Paste any function and get back specific optimizations for performance, memory usage, and time complexity with before-and-after examples.
By Arshad Hossain
How to Use
Copy the prompt below into your preferred LLM, then paste your code snippet where indicated.
The Prompt
Go through the following function and suggest optimizations to improve its performance, memory usage, and time complexity. For each suggestion, explain why it improves performance and show the optimized version.

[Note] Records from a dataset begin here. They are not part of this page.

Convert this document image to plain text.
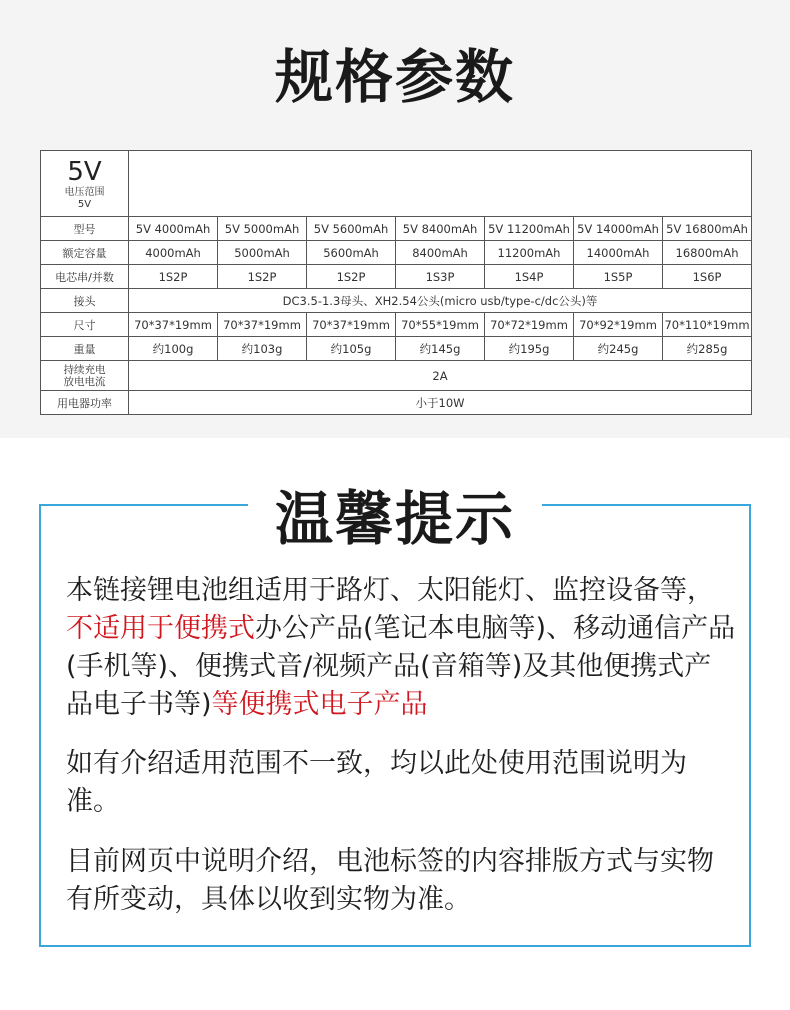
规格参数
5V
电压范围
5V							

型号	5V 4000mAh	5V 5000mAh	5V 5600mAh	5V 8400mAh	5V 11200mAh	5V 14000mAh	5V 16800mAh
额定容量	4000mAh	5000mAh	5600mAh	8400mAh	11200mAh	14000mAh	16800mAh
电芯串/并数	1S2P	1S2P	1S2P	1S3P	1S4P	1S5P	1S6P
接头	DC3.5-1.3母头、XH2.54公头(micro usb/type-c/dc公头)等						
尺寸	70*37*19mm	70*37*19mm	70*37*19mm	70*55*19mm	70*72*19mm	70*92*19mm	70*110*19mm
重量	约100g	约103g	约105g	约145g	约195g	约245g	约285g
持续充电
放电电流	2A						
用电器功率	小于10W						
温馨提示
本链接锂电池组适用于路灯、太阳能灯、监控设备等，不适用于便携式办公产品(笔记本电脑等)、移动通信产品(手机等)、便携式音/视频产品(音箱等)及其他便携式产品电子书等)等便携式电子产品
如有介绍适用范围不一致，均以此处使用范围说明为准。
目前网页中说明介绍，电池标签的内容排版方式与实物有所变动，具体以收到实物为准。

Provide your analysis in this format:
1. Current complexity analysis (time and space)
2. Identified bottlenecks
3. Optimization suggestions with explanations
4. Optimized code with comments
5. New complexity analysis after optimization
Here is the code:
[paste your code here]
Why "Code Performance Optimizer" Works
This prompt produces reliable output because it leverages reasoning elicitation and sequential task breakdown and output formatting. Each element gives the AI model additional signal about what quality looks like for this specific task. Expect production-quality code that handles edge cases and follows your stack conventions. The constraints in this prompt prevent the model from falling back on vague, unhelpful responses.
Pro Tips for Using "Code Performance Optimizer"
These coding tips will help you get stronger results when using "Code Performance Optimizer" and similar prompts in this category.
Always specify the programming language, framework version, and runtime environment - "write a function" without context produces unusable code.
Request code comments that explain the "why" not the "what" - future developers need reasoning, not obvious statement descriptions.
Ask for unit tests alongside the implementation. Writing tests after the fact is harder than generating them together.
When to Use "Code Performance Optimizer"
"Code Performance Optimizer" is particularly useful in these situations. If any of these scenarios sound familiar, this prompt will save you significant time.
You are building a feature from scratch and need clean, well-structured code that follows best practices for your stack.
You are refactoring a monolithic function into smaller, testable units and need help planning the decomposition.
You are integrating a third-party API and need boilerplate code with proper error handling and retry logic.
What You Will Get from "Code Performance Optimizer"
When you use "Code Performance Optimizer" with ChatGPT, Claude, or Gemini, here is what to expect in the AI output.
Clean, commented code following language-specific conventions with error handling for edge cases.
Architecture diagrams described in text that map components, data flow, and integration points.
Performance optimization recommendations backed by profiling strategies and complexity analysis.
How to Customize "Code Performance Optimizer"
Adapt "Code Performance Optimizer" to your specific situation by modifying these key areas. The more context you add, the better the results.
Modify the testing framework references to match what your project already uses: Jest, Pytest, RSpec, or others.
Replace the language placeholder with your exact tech stack including framework version and runtime environment.
Adjust the complexity level based on whether this is a prototype, MVP, or production-grade implementation.